Effects of Visual Representation on Social Influence in Computer-Mediated Communication

Experimental Tests of the Social Identity Model of Deindividuation Effects


Eun-Ju Lee, Department of Communication, University of California, Davis, One Shields Avenue, Davis, CA 95616; email: enjlee@ucdavis.edu.


Two experiments investigated if and how visual representation of interactants affects depersonalization and conformity to group norms in anonymous computer-mediated communication (CMC). In Experiment 1, a 2 (intergroup versus interpersonal) × 2 (same character versus different character) between-subjects design experiment (N= 60), each participant made a decision about social dilemmas after seeing two other (ostensible) participants’ unanimous opinions and then exchanged supporting arguments.
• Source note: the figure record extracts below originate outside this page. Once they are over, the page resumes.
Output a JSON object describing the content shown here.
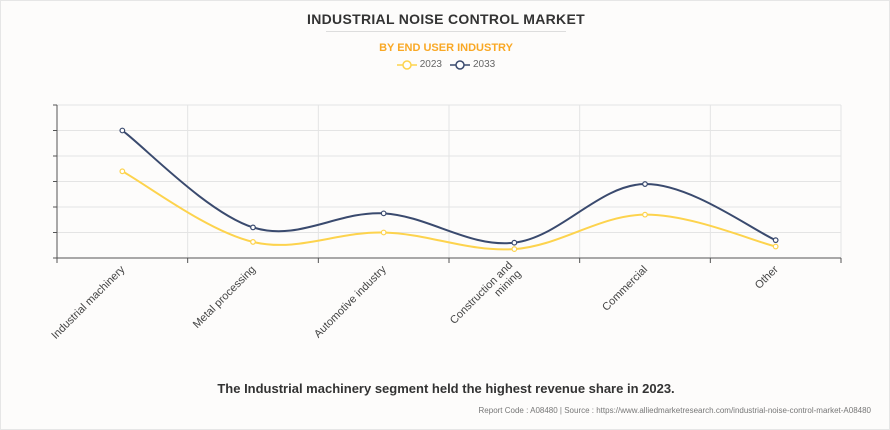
{
  "chart_data": {
    "type": "line",
    "title": "INDUSTRIAL NOISE CONTROL MARKET",
    "subtitle": "BY END USER INDUSTRY",
    "categories": [
      "Industrial machinery",
      "Metal processing",
      "Automotive industry",
      "Construction and mining",
      "Commercial",
      "Other"
    ],
    "series": [
      {
        "name": "2023",
        "color": "#fdd34d",
        "values": [
          3.4,
          0.63,
          1.0,
          0.35,
          1.7,
          0.45
        ]
      },
      {
        "name": "2033",
        "color": "#3a4a6e",
        "values": [
          5.0,
          1.2,
          1.75,
          0.6,
          2.9,
          0.7
        ]
      }
    ],
    "xlabel": "",
    "ylabel": "",
    "ylim": [
      0,
      6
    ],
    "y_tick_labels_shown": false,
    "grid": true,
    "smooth": true,
    "legend_position": "top-center"
  },
  "footer": {
    "note": "The Industrial machinery segment held the highest revenue share in 2023.",
    "source": "Report Code : A08480  |  Source : https://www.alliedmarketresearch.com/industrial-noise-control-market-A08480"
  }
}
Consistent with the Social Identity model of Deindividuation Effects (SIDE), when the group level of self-identity was rendered salient in an intergroup encounter, uniform virtual appearance of CMC partners triggered depersonalization and subsequent conformity behavior. By contrast, when the personal dimension of the self was salient, standardized representation tended to reduce conformity. To elucidate the mediation process, Experiment 2 investigated the causal links between depersonalization, group identification, and conformity. The results show that depersonalization accentuated adherence to group norms, both directly and indirectly via group identification.